Third-quarter earnings reports from Walmart and Target couldn’t have had a wider shift in tone—and the retail giants’ supply chain cost management and corresponding ability to maneuver the East and Gulf Coast port strikes may have made the difference.
The three-day work stoppage impacted both mass merchants’ bottom lines, with Walmart CEO Doug McMillon saying the strike lifted its sales growth “by a small amount and negatively affected operating income growth by a larger amount.”
McMillon noted that inventory is in “very good shape” in the wake of the strike, with a 0.6 percent year-over-year decline on more than 5 percent sales growth in the U.S.
Target gave more detail into the impact of the port strike, with CEO Brian Cornell saying that the strike ultimately led to “higher-than-expected” supply chain costs and more inventory that normal.
“In order to protect our in-stocks and ensure we’re ready for Q4, our team changed the timing of certain shipments and directed a portion of our receipts to other ports,” Cornell said. “Receipt timing changes and the impact of softer-than-expected sales in discretionary categories resulted in elevated levels of inventory earlier than in a typical year, leading to higher-than-expected costs in our supply chain.”
The company rerouted select shipments to West Coast ports to protect key seasonal programs for the fourth quarter, which added to the supply chain costs.
Cornell admitted “we weren’t pleased with this cost pressure,” but expressed confidence that the actions protected third quarter in-stocks while supporting the retailer’s holiday merchandising plans.
Target’s inventory at the end of the quarter was 2.9 percent higher than the year prior, outpacing total sales increases of 0.9 percent.
Margins tell the story
Cost management across the supply chain appears to what currently sets Walmart and Target apart.
Walmart’s supply chain initiatives are continuing to drive down costs for the retail giant, narrowing losses in its rapidly growing e-commerce department and helping expand gross margins by 0.2 percentage points to 24.2 percent.
Target saw the opposite effect, with gross margin contracting at the same 0.2-percentage-point rate to 27.2 percent.

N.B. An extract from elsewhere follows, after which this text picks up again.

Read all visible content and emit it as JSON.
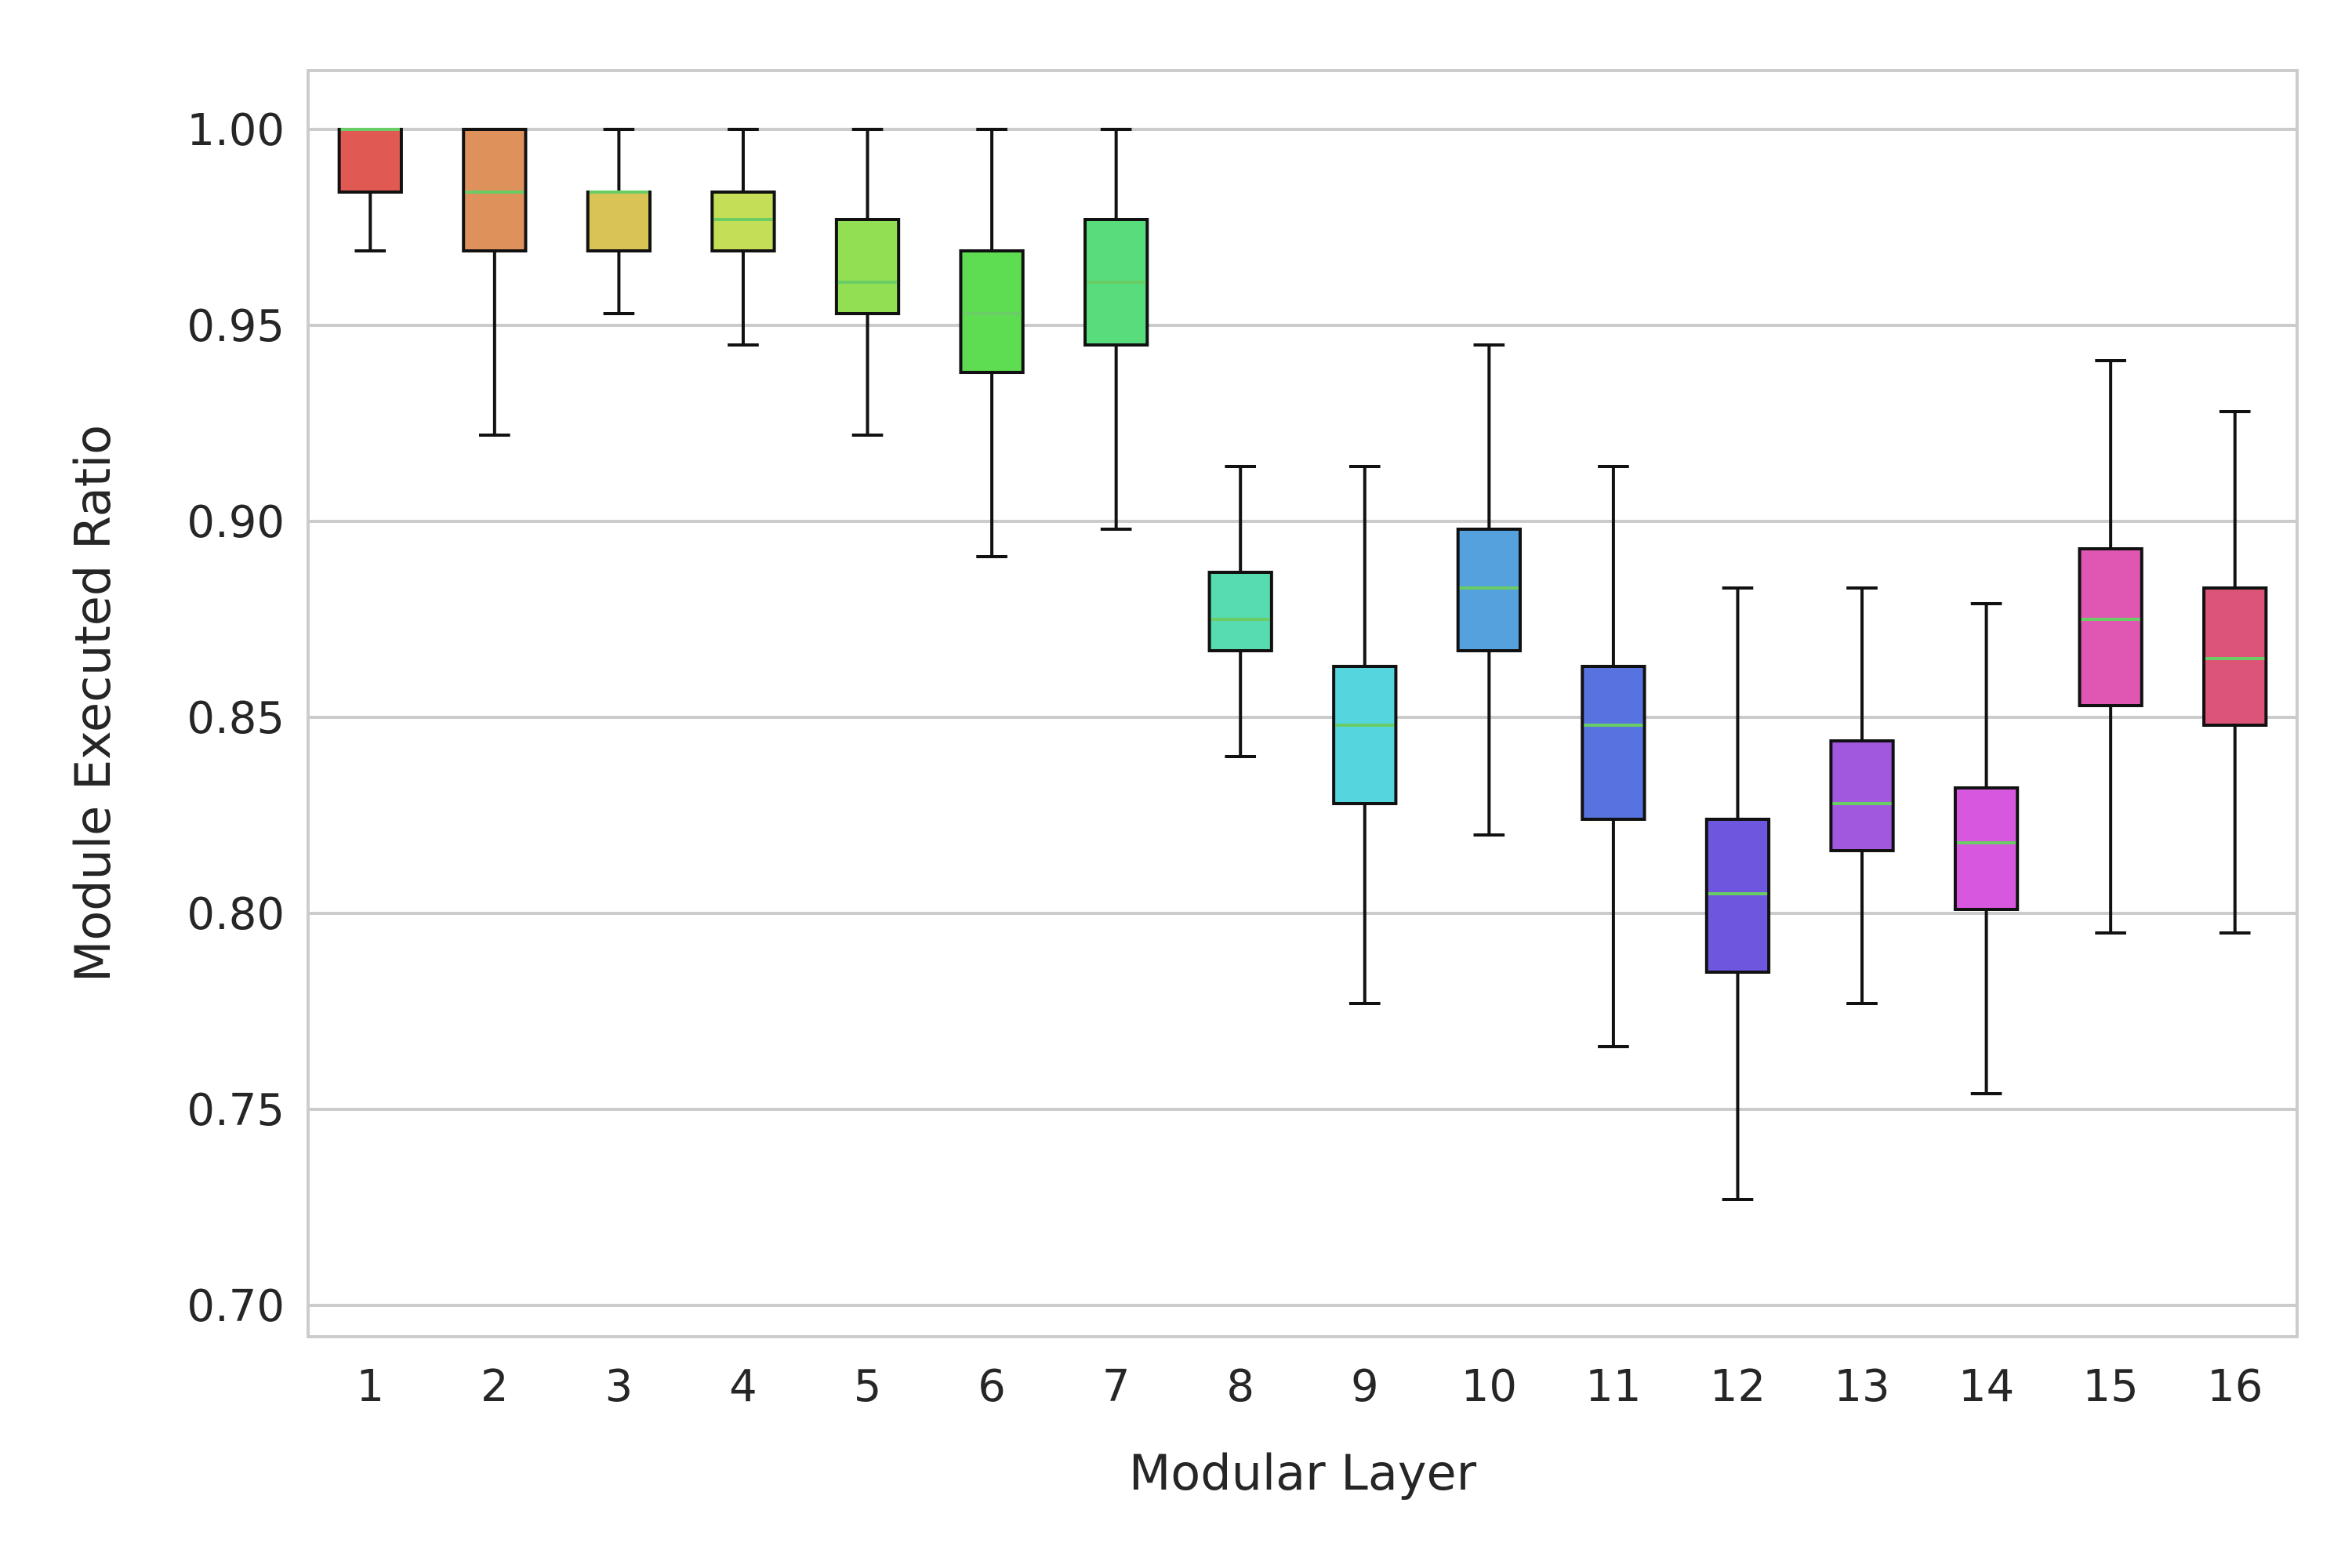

The retailer said digital fulfillment and supply chain costs were the biggest factors in dragging down the margins by 0.9 percentage points. This is due to the cost of managing the higher inventory levels, increased digital sales volume and new supply chain facilities coming online.
The disparity comes even as Walmart is feeling the brunt of the pressure from increased online orders moving through its supply chain, which traditionally depresses retail margins. While Walmart saw its global e-commerce net sales soar 27 percent in the quarter, Target’s digital comparable sales jumped just 10.8 percent.
For Walmart, like top online competitor Amazon, the tone has been set by a major decline in delivery costs. John David Rainey, executive vice president and chief financial officer at Walmart, said these factors contributed to the third consecutive quarter of approximately 40 percent reduction in U.S. net delivery costs per order.
Walmart has been able to accomplish the cost cuts by leveraging its U.S. network of stores, with 4,600 offering in-store pickup and 4,500 enabling delivery.
Store-fulfilled delivery increased nearly 50 percent year over year in the quarter, surpassing $2.5 billion monthly run rate. That marks 12 consecutive months of deliveries above $2 billion, according to Rainey.
“As we scale our store-fulfilled delivery business and expand our catchment areas, we’ve seen significant improvement in batch density with orders per delivery up 20 percent,” said Rainey in the Tuesday earnings call. “In addition, the popularity of expedited delivery has resulted in more than 30 percent of orders coming from customers and members that elected to pay a convenience fee to receive their delivery in less than one hour or less than three hours.”
More than 50 percent of the retail giant’s e-commerce fulfillment center volume is now automated, “which is twice as much at this point last year,” according to Rainey. As of August, roughly 1,800 stores received some level of freight from 15 regional distribution centers that are in varying stages of automation implementation.
Target may have had a rough go compared to Walmart, but that’s not to say the retailer hasn’t made efficiency improvements within its own fulfillment network, with the company’s 11 last-mile sortation centers handling 25 percent more packages than last year.
On Wednesday’s earnings call, Michael Fiddelke said the sortation centers have saved the company “tens of millions of dollars” in last-mile delivery costs in 2024, compared to other fulfillment options.
“As of Q3, average shipping times across our network are nearly a day faster than this time a year ago,” said Target chief operating officer Michael Fiddelke on Wednesday’s earnings call. “We’ve also implemented changes to reduce split shipments, driving an increase in units fulfilled per package, eliminating a source of friction for our guests and reducing last mile delivery costs as well.”
The retailer saw nearly 20 percent growth in same-day delivery and double-digit growth in its Drive Up curbside pickup option.